In mid-April, Japan and Vietnam vowed to expand their defense cooperation during an official visit by Vietnam’s army chief to Tokyo. In an email interview, Corey Wallace, a teaching fellow at the University of Auckland who studies international security and Japan’s regional relations, explained the development of the Japan-Vietnam defense relationship and what it means for each country’s tensions with China.
WPR: What has been the recent history of Japan-Vietnam defense cooperation?

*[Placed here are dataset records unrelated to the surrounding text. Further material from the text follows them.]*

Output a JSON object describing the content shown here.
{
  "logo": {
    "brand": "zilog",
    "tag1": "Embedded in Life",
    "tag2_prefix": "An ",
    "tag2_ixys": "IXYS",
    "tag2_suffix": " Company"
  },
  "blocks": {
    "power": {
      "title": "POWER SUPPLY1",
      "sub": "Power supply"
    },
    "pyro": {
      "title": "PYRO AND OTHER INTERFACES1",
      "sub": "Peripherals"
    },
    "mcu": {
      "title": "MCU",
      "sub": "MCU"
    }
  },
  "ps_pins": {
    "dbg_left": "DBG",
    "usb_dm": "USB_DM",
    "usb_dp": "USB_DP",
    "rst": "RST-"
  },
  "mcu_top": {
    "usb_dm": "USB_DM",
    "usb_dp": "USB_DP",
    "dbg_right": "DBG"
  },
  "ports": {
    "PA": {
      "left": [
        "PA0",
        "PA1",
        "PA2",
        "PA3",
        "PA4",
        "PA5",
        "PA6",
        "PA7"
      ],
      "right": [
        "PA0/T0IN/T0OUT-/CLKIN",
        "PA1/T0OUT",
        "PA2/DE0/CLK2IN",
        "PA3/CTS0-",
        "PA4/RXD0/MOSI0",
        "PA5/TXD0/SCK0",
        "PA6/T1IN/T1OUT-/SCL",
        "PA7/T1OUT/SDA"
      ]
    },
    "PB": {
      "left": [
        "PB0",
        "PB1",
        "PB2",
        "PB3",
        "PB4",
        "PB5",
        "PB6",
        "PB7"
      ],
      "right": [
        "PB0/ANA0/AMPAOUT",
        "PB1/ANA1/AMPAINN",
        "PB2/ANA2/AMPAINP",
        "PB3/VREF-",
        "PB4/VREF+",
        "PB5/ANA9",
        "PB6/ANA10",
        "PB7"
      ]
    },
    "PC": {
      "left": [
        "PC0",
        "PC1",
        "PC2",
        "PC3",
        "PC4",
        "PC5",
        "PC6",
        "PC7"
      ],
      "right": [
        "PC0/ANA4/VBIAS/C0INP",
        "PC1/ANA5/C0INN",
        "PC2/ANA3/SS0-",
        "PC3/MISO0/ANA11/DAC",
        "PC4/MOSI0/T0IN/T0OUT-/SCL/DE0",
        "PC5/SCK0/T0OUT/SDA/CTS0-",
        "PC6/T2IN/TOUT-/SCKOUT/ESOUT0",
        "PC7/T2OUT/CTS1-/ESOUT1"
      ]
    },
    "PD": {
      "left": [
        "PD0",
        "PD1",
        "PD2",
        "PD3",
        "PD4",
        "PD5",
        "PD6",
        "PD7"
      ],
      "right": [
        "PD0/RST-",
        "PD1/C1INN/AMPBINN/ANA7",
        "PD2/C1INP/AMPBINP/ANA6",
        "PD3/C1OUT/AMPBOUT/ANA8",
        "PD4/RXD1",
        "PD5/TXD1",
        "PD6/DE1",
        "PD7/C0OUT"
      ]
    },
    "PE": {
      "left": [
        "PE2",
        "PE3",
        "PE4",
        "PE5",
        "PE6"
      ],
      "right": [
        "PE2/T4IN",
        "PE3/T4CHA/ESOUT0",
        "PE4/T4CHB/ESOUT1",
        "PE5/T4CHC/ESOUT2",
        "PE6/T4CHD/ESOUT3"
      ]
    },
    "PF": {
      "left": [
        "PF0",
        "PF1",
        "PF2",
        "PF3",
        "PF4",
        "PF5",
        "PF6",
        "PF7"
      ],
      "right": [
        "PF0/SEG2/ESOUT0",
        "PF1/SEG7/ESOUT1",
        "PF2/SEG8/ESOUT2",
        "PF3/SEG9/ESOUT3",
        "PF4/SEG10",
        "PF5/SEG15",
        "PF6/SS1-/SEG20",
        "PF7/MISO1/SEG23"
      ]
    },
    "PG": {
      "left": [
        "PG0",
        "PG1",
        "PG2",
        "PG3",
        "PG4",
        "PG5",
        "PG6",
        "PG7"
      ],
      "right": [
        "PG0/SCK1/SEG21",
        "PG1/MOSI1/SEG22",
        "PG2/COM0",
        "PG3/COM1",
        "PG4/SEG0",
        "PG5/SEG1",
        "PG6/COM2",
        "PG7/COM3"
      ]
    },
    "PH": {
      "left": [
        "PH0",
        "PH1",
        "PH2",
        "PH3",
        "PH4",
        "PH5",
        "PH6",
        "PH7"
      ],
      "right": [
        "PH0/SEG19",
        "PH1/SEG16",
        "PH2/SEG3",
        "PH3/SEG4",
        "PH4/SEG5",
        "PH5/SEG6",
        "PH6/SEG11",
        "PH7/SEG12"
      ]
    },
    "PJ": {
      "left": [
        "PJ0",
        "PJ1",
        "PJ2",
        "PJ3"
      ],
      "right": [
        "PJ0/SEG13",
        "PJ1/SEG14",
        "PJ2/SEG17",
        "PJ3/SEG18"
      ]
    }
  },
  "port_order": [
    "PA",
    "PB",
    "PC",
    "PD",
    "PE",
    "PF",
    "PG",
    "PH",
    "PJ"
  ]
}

Corey Wallace: While official defense connections began developing when Vietnam joined the Association of Southeast Asian Nations, a key turning point for the defense relationship came in 2010. After visits to Vietnam by Japan’s vice minister of defense and the Maritime Self Defense Force (MSDF) chief early that year, in July the two countries agreed to hold regular sub-ministerial level “two plus two” discussions. For Japan this is important because it only has “two plus two” arrangements with the United States, Australia (at the ministerial level) and India (at the sub-ministerial level). After the first Senkaku/Diaoyu Islands fracas between Japan and China in September 2010, Japan and Vietnam appeared to push forward on relations “in all areas” and declared a “Strategic Partnership for Peace and Prosperity in Asia.” In October 2011, the two sides signed a memorandum of understanding on the enhancement of defense cooperation. These agreements collectively have resulted in the consistent exchange of top political, bureaucratic and military officials between Japan and Vietnam.